Nudists bemoan the bare state of beach
PUBLISHED: 09:20 14 March 2016 | UPDATED: 14:03 14 March 2016
‘Keep your distance or leave’ is the message from town councillors to naturists who want to move Budleigh Salterton’s nudist beach.
Nudists have been told that they do not fit in with the town’s ‘oldy-worldy’ image after having the bare-faced cheek to ask for their site, which lies 500 metres west of Steamer Steps, to be relocated.
Naturists have laid bare their feelings over the lack of pebbles, but the plea has fallen on deaf ears with the town council.

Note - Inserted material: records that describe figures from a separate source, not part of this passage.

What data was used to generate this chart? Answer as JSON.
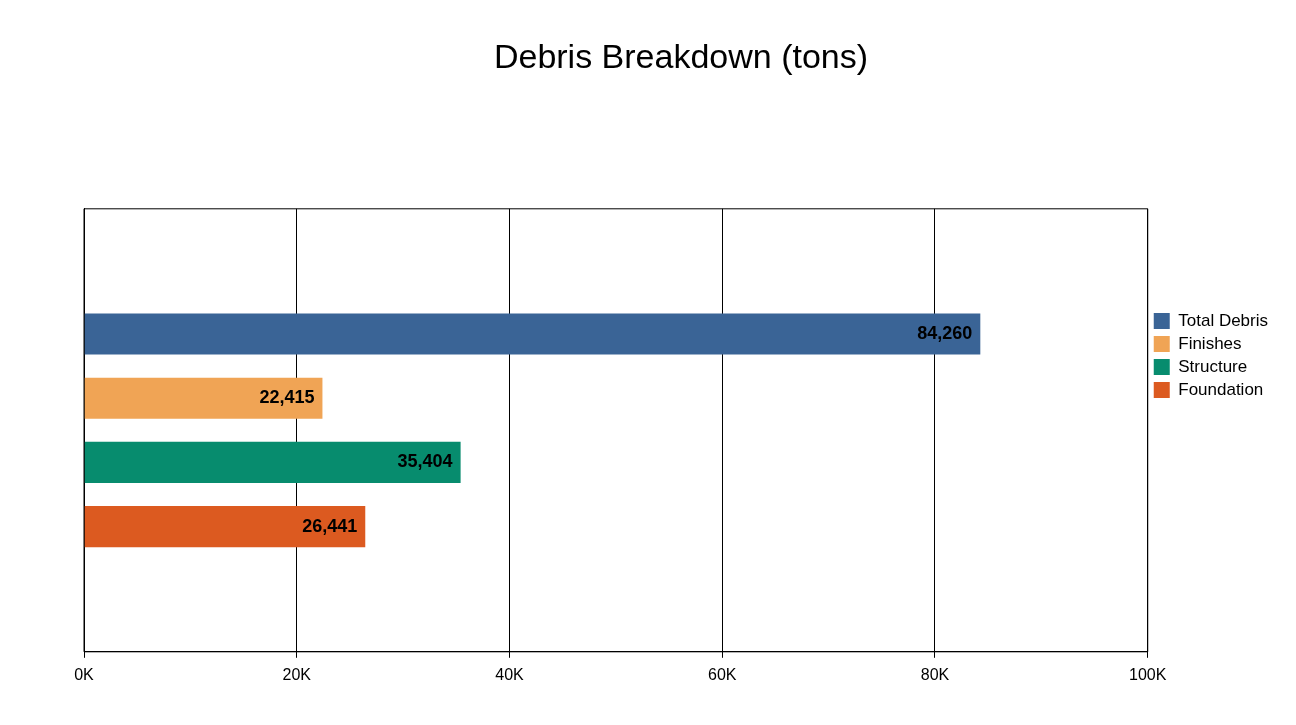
{
  "chart_data": {
    "type": "bar",
    "title": "Debris Breakdown (tons)",
    "orientation": "horizontal",
    "categories": [
      null
    ],
    "series": [
      {
        "name": "Total Debris",
        "color": "#3a6496",
        "values": [
          84260
        ],
        "value_labels": [
          "84,260"
        ]
      },
      {
        "name": "Finishes",
        "color": "#f0a455",
        "values": [
          22415
        ],
        "value_labels": [
          "22,415"
        ]
      },
      {
        "name": "Structure",
        "color": "#078c6e",
        "values": [
          35404
        ],
        "value_labels": [
          "35,404"
        ]
      },
      {
        "name": "Foundation",
        "color": "#dc5a20",
        "values": [
          26441
        ],
        "value_labels": [
          "26,441"
        ]
      }
    ],
    "xlim": [
      0,
      100000
    ],
    "xticks": [
      {
        "value": 0,
        "label": "0K"
      },
      {
        "value": 20000,
        "label": "20K"
      },
      {
        "value": 40000,
        "label": "40K"
      },
      {
        "value": 60000,
        "label": "60K"
      },
      {
        "value": 80000,
        "label": "80K"
      },
      {
        "value": 100000,
        "label": "100K"
      }
    ],
    "grid": "x",
    "legend": "right",
    "tick_labels": "x"
  }
}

They feel the erosion of cliffs, caused by the disappearance of the pebbles on the beach, means the shingle has disappeared quicker than their clothes do. Speaking at a recent meeting, mayor Courtney Richards said: “We never had a naturist beach in Budleigh Salterton. It was not a nudist beach, it was a beach where people could go swimming with no clothes on, come out and cover themselves up. We did not have a nudist beach and I would personally be very happy for us not have one again. We are a slightly quaint, oldy-worldy, seaside resort. We cater for families.
“I do not wish to see them encroach any further. If the beach isn’t there, it isn’t there. My view is they’ll have to go somewhere else.”
Nudists have now been told the town council does not want naked beachgoers so close to fully-clothed families enjoying the normal stretch of seafront.
Councillor Tom Wright said: “I’ve been down there, that end of the beach, and there’s been a tendency on occasion for some of the naturists to stand up and wander very close to the clothing area. So, if you’ve got families down there, they are going to be too close for comfort.”
The closest place naturists can swim in their birthday suits is Weston Mouth, near Branscombe, some 10 miles away. Rachel Wieck, 41, from Exmouth, has used that section of beach for around 10 years. She feels that, if the nudists’ site is not moved, the erosion of the cliffs could endanger the lives of tourists using the area.
“The only issue is because there is simply no beach left,” she said. “There is a massive amount of people who want to use that beach. It is a shame if this means that ultimately tourists move elsewhere.
“We have got the issue of safety - if the cliffs get undermined, the chance of rocks falling on us increases.”
East Devon District Council, which is responsible for the beach, has also been asked if the site can be moved. As a result of the weather over the winter, the sign which marks the start of the naturist beach area has fallen down and an EDDC spokesman confirmed it will look to repair it.